To maximize the data downloaded to cache, we developed the video caching component based on a single file. By maintaining a mapping table in the file header (see figure 4), we established the mapping relationship between the offset of the data in the original file and the offset of the local cache file, so as to implement continuous cache for discontinuous video data (similar to sparse files).
After the local proxy receives a video download request, it first determines the format of the video based on the URL rule specified by the business side. For HLS video, the local proxy parses the playlist file to replace the shard address. For other video formats, the local proxy searches the local cache data, returns the existing data directly, and initiates a network request for the missing data. After obtaining data from the network, the local proxy returns the data to the player and at the same time determines whether to write the data to the local cache according to the local policy.
For the preceding technologies, additional attention is required for handling certain details and special situations. For example, according to the preceding idea, caching data for the beginning part of a video helps improve the video startup speed. However, the moov segment of some videos is located at the end of the file. In this case, the local proxy has to skip to the file end to download certain amount of data and parse the moov metadata in order for the player to start playing. As a result, the improved startup speed achieved by caching data for the beginning part of a video is reduced. To resolve this problem, we coordinate the server to perform a second transcoding and move the moov segment to the file header.
In addition, as mentioned earlier, a user dragging the progress bar causes the download policy to change, and for this, a situation must be considered, which is that the server does not support 206 partial content. In this situation, the client cannot specify the required data position through Content-Range, and as a result, the requested data must always start from the beginning of the file. So, the download policy needs special handling for this situation.

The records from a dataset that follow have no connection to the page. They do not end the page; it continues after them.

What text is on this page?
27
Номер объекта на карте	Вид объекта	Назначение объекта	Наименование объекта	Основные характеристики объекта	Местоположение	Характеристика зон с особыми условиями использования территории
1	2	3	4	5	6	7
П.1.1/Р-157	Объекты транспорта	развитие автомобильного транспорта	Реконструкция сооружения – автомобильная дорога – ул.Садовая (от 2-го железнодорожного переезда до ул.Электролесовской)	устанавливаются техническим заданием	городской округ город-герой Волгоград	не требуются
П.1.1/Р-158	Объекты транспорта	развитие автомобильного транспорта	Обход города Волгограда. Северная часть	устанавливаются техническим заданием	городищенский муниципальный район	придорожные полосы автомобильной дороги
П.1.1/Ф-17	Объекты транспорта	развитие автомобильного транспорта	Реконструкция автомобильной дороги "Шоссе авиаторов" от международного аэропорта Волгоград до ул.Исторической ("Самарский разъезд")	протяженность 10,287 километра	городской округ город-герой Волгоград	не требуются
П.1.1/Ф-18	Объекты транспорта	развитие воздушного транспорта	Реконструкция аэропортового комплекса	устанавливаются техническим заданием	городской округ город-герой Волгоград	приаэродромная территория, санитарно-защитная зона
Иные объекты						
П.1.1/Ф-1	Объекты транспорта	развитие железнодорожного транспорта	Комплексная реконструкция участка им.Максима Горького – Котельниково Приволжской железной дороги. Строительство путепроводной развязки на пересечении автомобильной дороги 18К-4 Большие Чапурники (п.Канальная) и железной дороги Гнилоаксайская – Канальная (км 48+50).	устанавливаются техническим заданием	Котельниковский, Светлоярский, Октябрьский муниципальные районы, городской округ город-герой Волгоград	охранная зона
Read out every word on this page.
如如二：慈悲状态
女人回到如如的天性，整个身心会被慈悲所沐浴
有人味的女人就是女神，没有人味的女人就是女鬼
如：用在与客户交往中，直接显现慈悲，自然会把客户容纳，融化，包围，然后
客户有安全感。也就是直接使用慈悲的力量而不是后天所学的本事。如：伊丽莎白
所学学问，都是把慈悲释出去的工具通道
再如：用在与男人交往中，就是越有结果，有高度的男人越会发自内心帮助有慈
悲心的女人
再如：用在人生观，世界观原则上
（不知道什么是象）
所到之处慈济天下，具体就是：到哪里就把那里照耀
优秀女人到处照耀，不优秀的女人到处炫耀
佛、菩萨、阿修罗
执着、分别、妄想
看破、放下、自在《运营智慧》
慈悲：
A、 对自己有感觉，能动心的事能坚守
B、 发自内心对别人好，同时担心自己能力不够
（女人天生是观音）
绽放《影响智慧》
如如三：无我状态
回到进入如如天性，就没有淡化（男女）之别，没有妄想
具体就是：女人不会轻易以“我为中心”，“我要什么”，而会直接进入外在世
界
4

Also, careful handling is required for exceptions such as network request failure, retry, data error, and failures in creating or expanding cache objects due to insufficient disk space on the device.
After using the local proxy component of this video player with the preloading logic at the service layer, the system and 3rd party players have significantly raised the rate of video startup within one second and the effective view through rate. Among them, the rate of video startup within one second has exceeded 95%. The effect seems to be good.